The media are not as egregious as the general public. It’s true, however, that guys like Larry King, who’s now retired, have given quite a bit of passage for people who have made careers pedaling pseudoscience. Especially, perhaps, with those who claim that they can speak to the dead, King took this sort of dispassionate view: ‘I’m just the interviewer here and people are coming in and making these claims, and you evaluate.’ Well, okay, but somebody decided to give these people a seat on your show. You can’t claim an absence of responsibility. If you’re a journalist, then you’ve got find out: Is this person speaking truth? What’s the evidence in support of it? Your neutrality is not “everything is equal.” Your neutrality is: I’m going to ask hard questions, no matter who it is, and if they crumble under the line of questioning, that’s because they had a house of cards to begin with. If journalism doesn’t bring that out, it’s bad for society, because you only have a strong democracy if those who vote people into office are informed and have the capacity to think intelligently about topics and issues—especially in the 21st century, with so many science issues in front of us that require informed judgment and informed leadership. The news media are a fundamental player in this. You can’t say you’re not in the position of power to shape that dialogue, because you are.

Sagan had his share of fan clubs, but he didn’t have the power of social media. How does that change the equation for you?

I tweet random thoughts I have. I don’t have a lesson plan. In fact, people say, ‘Can you tell me the latest on this discovery?’, and it’s like, no, that’s not why I’m tweeting. I occasionally will reflect on a discovery, but I’m not your news service. The 140 characters are giving you access to how my brain is wired in any day of my life, how I see things. Like my tweet when Mitt Romney suggested that we cut PBS’s budget to reduce the deficit. I said that’s like deleting text files to make space on your 500-gigabyte hard drive. That’s by far the most retweeted tweet I’ve ever put up. So my tweets have resonated with people, and I’m charmed by that, so I continue.

The original Cosmos was set against the backdrop of the Cold War. With Sagan’s subtle references to mushroom clouds and self-destruction, there was this underlying message that great scientific power comes with great responsibility. Are there similar events today that set the stage for the new Cosmos, or scientific progress in general?

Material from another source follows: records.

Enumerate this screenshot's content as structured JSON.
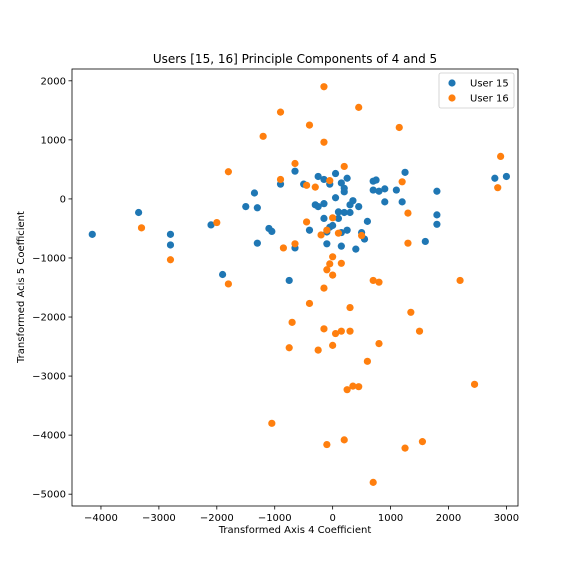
{
  "chart_data": {
    "type": "scatter",
    "title": "Users [15, 16] Principle Components of 4 and 5",
    "xlabel": "Transformed Axis 4 Coefficient",
    "ylabel": "Transformed Acis 5 Coefficient",
    "xlim": [
      -4500,
      3200
    ],
    "ylim": [
      -5200,
      2200
    ],
    "xticks": [
      -4000,
      -3000,
      -2000,
      -1000,
      0,
      1000,
      2000,
      3000
    ],
    "yticks": [
      -5000,
      -4000,
      -3000,
      -2000,
      -1000,
      0,
      1000,
      2000
    ],
    "grid": false,
    "legend_position": "top-right",
    "series": [
      {
        "name": "User 15",
        "color": "#1f77b4",
        "points": [
          [
            -4150,
            -600
          ],
          [
            -3350,
            -230
          ],
          [
            -2800,
            -600
          ],
          [
            -2800,
            -780
          ],
          [
            -2100,
            -440
          ],
          [
            -1900,
            -1280
          ],
          [
            -1500,
            -130
          ],
          [
            -1350,
            100
          ],
          [
            -1300,
            -150
          ],
          [
            -1300,
            -750
          ],
          [
            -1100,
            -500
          ],
          [
            -1050,
            -550
          ],
          [
            -900,
            250
          ],
          [
            -750,
            -1380
          ],
          [
            -650,
            470
          ],
          [
            -650,
            -830
          ],
          [
            -500,
            250
          ],
          [
            -400,
            -530
          ],
          [
            -300,
            -100
          ],
          [
            -250,
            380
          ],
          [
            -250,
            -130
          ],
          [
            -150,
            330
          ],
          [
            -150,
            -80
          ],
          [
            -150,
            -330
          ],
          [
            -100,
            -560
          ],
          [
            -50,
            250
          ],
          [
            -50,
            -480
          ],
          [
            0,
            -450
          ],
          [
            50,
            430
          ],
          [
            50,
            20
          ],
          [
            100,
            -220
          ],
          [
            100,
            -330
          ],
          [
            150,
            270
          ],
          [
            150,
            -570
          ],
          [
            150,
            -800
          ],
          [
            200,
            180
          ],
          [
            200,
            120
          ],
          [
            200,
            -230
          ],
          [
            250,
            350
          ],
          [
            250,
            -530
          ],
          [
            300,
            -100
          ],
          [
            300,
            -230
          ],
          [
            350,
            -30
          ],
          [
            400,
            -850
          ],
          [
            450,
            -130
          ],
          [
            500,
            -570
          ],
          [
            550,
            -680
          ],
          [
            600,
            -380
          ],
          [
            700,
            300
          ],
          [
            700,
            150
          ],
          [
            750,
            320
          ],
          [
            800,
            130
          ],
          [
            900,
            -50
          ],
          [
            900,
            170
          ],
          [
            1100,
            150
          ],
          [
            1200,
            -50
          ],
          [
            1250,
            450
          ],
          [
            1600,
            -720
          ],
          [
            1800,
            -270
          ],
          [
            1800,
            -430
          ],
          [
            1800,
            130
          ],
          [
            2800,
            350
          ],
          [
            3000,
            380
          ],
          [
            -100,
            -760
          ]
        ]
      },
      {
        "name": "User 16",
        "color": "#ff7f0e",
        "points": [
          [
            -3300,
            -490
          ],
          [
            -2800,
            -1030
          ],
          [
            -2000,
            -400
          ],
          [
            -1800,
            460
          ],
          [
            -1800,
            -1440
          ],
          [
            -1200,
            1060
          ],
          [
            -1050,
            -3800
          ],
          [
            -900,
            1470
          ],
          [
            -900,
            330
          ],
          [
            -850,
            -830
          ],
          [
            -750,
            -2520
          ],
          [
            -700,
            -2090
          ],
          [
            -650,
            600
          ],
          [
            -650,
            -760
          ],
          [
            -450,
            230
          ],
          [
            -450,
            -390
          ],
          [
            -400,
            1250
          ],
          [
            -400,
            -1770
          ],
          [
            -300,
            200
          ],
          [
            -250,
            -2560
          ],
          [
            -200,
            -610
          ],
          [
            -150,
            960
          ],
          [
            -150,
            1900
          ],
          [
            -150,
            -1510
          ],
          [
            -150,
            -2200
          ],
          [
            -100,
            -1200
          ],
          [
            -100,
            -4160
          ],
          [
            -50,
            -1100
          ],
          [
            -50,
            310
          ],
          [
            0,
            -320
          ],
          [
            0,
            -980
          ],
          [
            0,
            -1290
          ],
          [
            0,
            -2480
          ],
          [
            50,
            -2280
          ],
          [
            100,
            -580
          ],
          [
            150,
            -1090
          ],
          [
            150,
            -2240
          ],
          [
            200,
            -4080
          ],
          [
            200,
            550
          ],
          [
            250,
            -3230
          ],
          [
            300,
            -1840
          ],
          [
            300,
            -2240
          ],
          [
            350,
            -3170
          ],
          [
            450,
            1550
          ],
          [
            450,
            -3180
          ],
          [
            500,
            -620
          ],
          [
            600,
            -2750
          ],
          [
            700,
            -1380
          ],
          [
            700,
            -4800
          ],
          [
            800,
            -1410
          ],
          [
            800,
            -2450
          ],
          [
            1150,
            1210
          ],
          [
            1200,
            290
          ],
          [
            1250,
            -4220
          ],
          [
            1300,
            -240
          ],
          [
            1300,
            -750
          ],
          [
            1350,
            -1920
          ],
          [
            1500,
            -2240
          ],
          [
            1550,
            -4110
          ],
          [
            2200,
            -1380
          ],
          [
            2450,
            -3140
          ],
          [
            2850,
            190
          ],
          [
            2900,
            720
          ],
          [
            -100,
            -530
          ]
        ]
      }
    ]
  }
}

The original Cosmos came out in 1980, and of course it was layered with implicit and explicit references to the hazards of total thermonuclear exchange. The Cold War shaped what the messages were and how they were delivered. We’re not in the Cold War anymore, and that allows us to focus on other issues that might have been important back then, but now they can come to the fore. You know, there was climate change going on in 1980, but you’re not worrying about climate change in 50 years if you’re going to be annihilated in 10. But our carbon footprint affects many aspects of culture and society, from real estate, through sea-level rise, to agriculture, through drought. We’ll be covering topics such as the use of energy and sustaining natural resources. Cosmos, at its best, looks not only at the universe—just ’cause it’s a really cool place—but at the intersection between Earth and the universe; and Earth not simply as a place we live, but as a planet and a system. You become a different kind of citizen for having watched the show—more enlightened. Empowered by the knowledge of the interplay of the laws of physics on Earth and in the universe, it compels you to alter your behavior in ways that are for the greater good of yourself and others. That’s why Cosmos has been remembered for so long and risen above the din of most documentaries.